A feature collection provides a compact representation of features of a
particular type on a slice. Each entry in a collection is a short array
of data representing a feature. This data is divided into two halfs:
=over 4
=item 1.
Basic feature representation.
=item 2.
Extended feature representation.
=back
=head2 Basic feature representation
The basic feature representation is common to all entries in any type
of feature collection and consists of a minimal set of values. Each
collection entry is an array that contains at least the following data
(in this order)
=over 4
=item 1.
Ensembl internal database ID.
=item 2.
Ensembl internal sequence region ID.
=item 3.
Feature start position.
=item 4.
Feature end position.
=item 5.
Feature strand.
=back
The module defines a number of constants that may be used
as symbolic constants in place of the index numbers 0 to
4: ENTRY_DBID, ENTRY_SEQREGIONID, ENTRY_SEQREGIONSTART,
ENTRY_SEQREGIONEND, ENTRY_SEQREGIONSTRAND. For an entry $entry,
$entry->[Bio::EnsEMBL::Collection::ENTRY_SEQREGIONEND] will thus be the
end position for the feature that the entry represents.
The position of the feature is in the same coordinate system as the
slice associated with the collection object.
=head2 Extended feature representation
A sub-class of this abstract base class will specify further
data to be added to the entries in order to account for the
particular feature type. An entry from a gene feature collection
(Bio::EnsEMBL::Collection::Gene) might, for example, contain the Ensembl
Stable ID of the gene.
The extended feature representation is defined by the method
_extra_columns() which is implemented by the sub-class.
=head2 Light-weight collections/entries
A light-weight collection is a feature collection whose collection
entries are light-weight, whose entries does not contain the extended
feature representation.
A collection which is light-weight may be created by using the argument
'-light=>1' in the constructor, new().
=head2 Binning methods
This module allows for various ways of binning the result of the
populate() method by using the get_bins() method.
Each binning method bins the collection entries and gives an array
with the specified length (number of bins). An entry, which basically
consists of a start and a end position, is allocated to one or several
bins depending on its span and the size of the individual bins.
Features: |----| |----------------| |--| |------|
|-------------| |-----| |--|
|-------------------| |----| |--|
Finer bins: 3 3 3 2 2 2 3 3 2 2 2 1 1 1 1 0 2 2 1 1 1 1 1 1 1 1 2 2
Coarser bins: 3 3 2 2 3 2 2 1 1 1 0 2 1 1 1 1 1 3 2
The example above shows the arrays that might be returned from
get_bins() when using the 'count' binning method with 28 and 19 bins
respectively.
Here follows a brief description of each implemented binning method.
=over 4
=item 'count' and 'density'
Returns an array of bins, each bin containing the number of entries
allocated to (i.e. overlapping) that bin. The 'density' binning method
is equivalent to 'count' and this is also the default binning method.
=item 'indices' and 'index'
Returns an array of bins, each bin containing an array of indices into
the collection entry array (available from the entries() method) for the
entries allocated to that bin. The 'index' binning method is equivalent
to 'indicies'.
=item 'entries' and 'entry'
Returns an array of bins, each bin containing an array of entries
(references into the array of entries retrieved from the entries()

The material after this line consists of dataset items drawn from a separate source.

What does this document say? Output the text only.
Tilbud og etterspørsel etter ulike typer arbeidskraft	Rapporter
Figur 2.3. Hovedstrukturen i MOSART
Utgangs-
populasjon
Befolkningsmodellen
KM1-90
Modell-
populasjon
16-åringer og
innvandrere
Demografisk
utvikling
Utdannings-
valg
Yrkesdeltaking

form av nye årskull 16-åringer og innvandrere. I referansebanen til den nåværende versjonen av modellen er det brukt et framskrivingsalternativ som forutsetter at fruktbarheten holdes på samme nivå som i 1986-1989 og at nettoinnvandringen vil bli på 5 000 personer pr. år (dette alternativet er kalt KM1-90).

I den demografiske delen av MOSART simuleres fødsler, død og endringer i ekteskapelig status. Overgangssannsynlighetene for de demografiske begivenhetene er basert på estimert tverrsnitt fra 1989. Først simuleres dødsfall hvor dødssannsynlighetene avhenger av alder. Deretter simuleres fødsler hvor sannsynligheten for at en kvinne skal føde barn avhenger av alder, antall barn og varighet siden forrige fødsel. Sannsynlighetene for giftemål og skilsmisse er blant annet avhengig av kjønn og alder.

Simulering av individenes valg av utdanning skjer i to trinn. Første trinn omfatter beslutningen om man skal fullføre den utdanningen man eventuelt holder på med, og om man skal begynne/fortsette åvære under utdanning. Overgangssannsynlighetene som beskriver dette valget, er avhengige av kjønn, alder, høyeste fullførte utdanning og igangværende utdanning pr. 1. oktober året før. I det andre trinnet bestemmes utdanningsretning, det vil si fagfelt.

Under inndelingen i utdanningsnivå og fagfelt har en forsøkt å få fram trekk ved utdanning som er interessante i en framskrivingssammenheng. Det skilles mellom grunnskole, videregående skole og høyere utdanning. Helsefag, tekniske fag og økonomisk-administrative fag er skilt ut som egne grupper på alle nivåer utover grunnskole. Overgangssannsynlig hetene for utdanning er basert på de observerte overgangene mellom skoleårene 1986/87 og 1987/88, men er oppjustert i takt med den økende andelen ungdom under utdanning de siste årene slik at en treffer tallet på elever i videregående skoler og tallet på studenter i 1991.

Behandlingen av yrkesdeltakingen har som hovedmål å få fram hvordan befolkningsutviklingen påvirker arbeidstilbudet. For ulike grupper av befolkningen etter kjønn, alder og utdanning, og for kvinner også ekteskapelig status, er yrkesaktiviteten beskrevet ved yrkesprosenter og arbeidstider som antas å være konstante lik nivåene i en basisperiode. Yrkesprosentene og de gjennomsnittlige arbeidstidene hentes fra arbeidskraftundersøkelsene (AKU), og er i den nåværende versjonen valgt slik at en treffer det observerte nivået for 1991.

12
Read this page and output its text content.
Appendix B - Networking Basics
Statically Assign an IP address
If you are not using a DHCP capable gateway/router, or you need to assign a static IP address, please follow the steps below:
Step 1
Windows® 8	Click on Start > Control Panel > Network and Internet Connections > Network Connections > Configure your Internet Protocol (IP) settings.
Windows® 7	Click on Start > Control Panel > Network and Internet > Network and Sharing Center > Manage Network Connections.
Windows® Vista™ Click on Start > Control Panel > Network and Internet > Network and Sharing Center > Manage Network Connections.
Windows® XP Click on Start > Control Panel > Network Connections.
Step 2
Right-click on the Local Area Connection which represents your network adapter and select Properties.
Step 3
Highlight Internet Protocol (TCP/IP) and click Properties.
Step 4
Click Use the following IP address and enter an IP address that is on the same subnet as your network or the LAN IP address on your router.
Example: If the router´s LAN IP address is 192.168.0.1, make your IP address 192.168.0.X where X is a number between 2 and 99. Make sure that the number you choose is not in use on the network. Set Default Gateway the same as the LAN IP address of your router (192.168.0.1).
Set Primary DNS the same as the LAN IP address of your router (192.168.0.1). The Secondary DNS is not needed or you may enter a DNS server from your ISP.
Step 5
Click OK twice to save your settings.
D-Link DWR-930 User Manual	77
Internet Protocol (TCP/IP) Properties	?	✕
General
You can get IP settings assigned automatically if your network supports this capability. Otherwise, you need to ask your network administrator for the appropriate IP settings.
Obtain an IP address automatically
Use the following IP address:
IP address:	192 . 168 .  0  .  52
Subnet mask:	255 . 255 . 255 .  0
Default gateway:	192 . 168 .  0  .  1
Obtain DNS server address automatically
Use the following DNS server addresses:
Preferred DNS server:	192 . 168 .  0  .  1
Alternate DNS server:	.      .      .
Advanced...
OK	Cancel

method) allocated to that bin. The 'entry' binning method is equivalent
to 'entries'.
=item 'fractional_count' and 'weight'
Returns an array of bins, each bin containing the sum of the fractions
of features overlapping that bin. A feature fully inside a bin will
contribute 1 to the sum while a feature spanning exactly three bins
(from the very start of the first to the very end of the third) will
contribute 1/3 to the sum of each bin.
=item 'coverage'
Returns an array of bins, each bin containing the fraction of the bin
that is coverage by any feature.
=back
=head1 CONTACT
This modules is part of the Ensembl project. See
http://www.ensembl.org/ for further information.
Questions may be posted to the ensembl-dev mailing list:
ensembl-dev@ebi.ac.uk
=cut
package Bio::EnsEMBL::Collection;
use strict;
use warnings;
use Bio::EnsEMBL::DBSQL::BaseAdaptor;
use Bio::EnsEMBL::Utils::Argument qw( rearrange );
use Bio::EnsEMBL::Utils::Exception qw( throw );
use base qw( Bio::EnsEMBL::DBSQL::BaseAdaptor );
# Here are some class constants and class variables.
# Symbolic constants that acts as indices into the individual feature
# collection entries. These must be in sync with the columns returned
# by the _columns() method.
use constant { ENTRY_DBID => 0,
ENTRY_SEQREGIONID => 1,
ENTRY_SEQREGIONSTART => 2,
ENTRY_SEQREGIONEND => 3,
ENTRY_SEQREGIONSTRAND => 4 };
# We'll keep the current slice and the projection segments of all slices
# on the various coordinate systems as class variables rather than
# as object attributes. This way, the Ensembl drawing code can have
# several collection objects attached to one web view (e.g. one per
# track in ContigView), all sharing the same projection segments. These
# structures may be emptied using the flush() method.
our $SLICE;
our %SEGMENTS;
our %SEQ_REG_MAP;
our %VALID_BINNING_METHODS = (
'count' => 0,
'density' => 0, # Same as 'count'.
'indices' => 1,
'index' => 1, # Same as 'indices'.
'entries' => 2,
'entry' => 2, # Same as 'entries'.
'fractional_count' => 3,
'weight' => 3, # Same as 'fractional_count'.
'coverage' => 4 );
=head1 METHODS (constructor)
=head2 new
Arg [SLICE] : Bio::EnsEMBL::Slice
The slice to be associated with this feature
collection.
Arg [LIGHT] : Boolean (optional, default false)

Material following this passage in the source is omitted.